Review of Brain Dead

Brain Dead (1990)
6/10
Brain Dead, really messy, but neat
19 September 2009
Brain Dead is many things, including a mess, but with an ambitious story which is enough to hide the idiocy (mostly), it becomes a fairly enjoyable mess.

Dr. Rex Martin is a renowned brain surgeon who is approached one day by a representative of the Eunice corporation. One of the corporation's best mathematicians has gone Brain Dead, but there are still some numerical data locked in the back of his mind which Eunice wants. Dr. Martin is asked to operate, but as he manages to tap into the patient's mind, he triggers something in his own. He starts behaving strangely. What follows is a seemingly endless series of dreams and illusions that follows the old rhetorical 'what is fantasy and what is reality' question.

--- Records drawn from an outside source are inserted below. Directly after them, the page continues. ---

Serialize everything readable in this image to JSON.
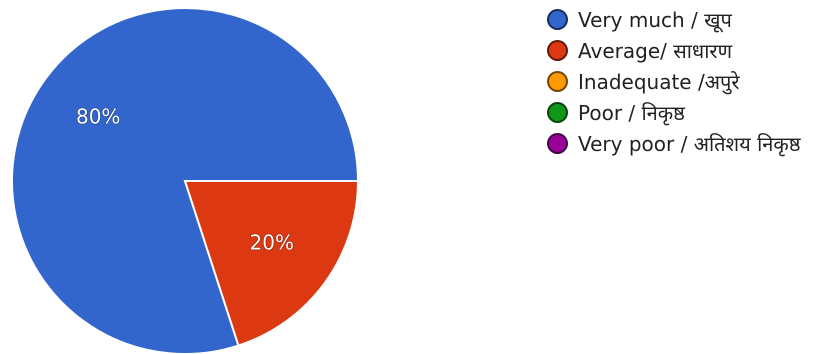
{
  "chart_data": {
    "type": "pie",
    "legend_position": "right",
    "categories": [
      "Very much / खूप",
      "Average/ साधारण",
      "Inadequate /अपुरे",
      "Poor / निकृष्ठ",
      "Very poor / अतिशय निकृष्ठ"
    ],
    "values": [
      80,
      20,
      0,
      0,
      0
    ],
    "slice_labels": [
      "80%",
      "20%",
      "",
      "",
      ""
    ],
    "colors": [
      "#3366cc",
      "#dc3912",
      "#ff9900",
      "#109618",
      "#990099"
    ]
  }
}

As messy as Brain Dead is, it's not dull. The question is whether you enjoy being confused. Making do with a fragmented budget, first time director Adam Simon has constructed the film with a kind of post-modern sci-fi approach. There are times when it resembles some of David Cronenberg's early work, which shows that the film has intellectual potential, but I would'nt call Brain Dead an intelligent film. Then again, next to Carnosaur (simon's proceeding feature) This is actually pretty brilliant.

If I am interpreting correctly, it looks as if Brain Dead is trying to say that the brain is not merely a vital organ, it is a living thing. Whether I am right or not, means nothing. You can interpret this film any way you want.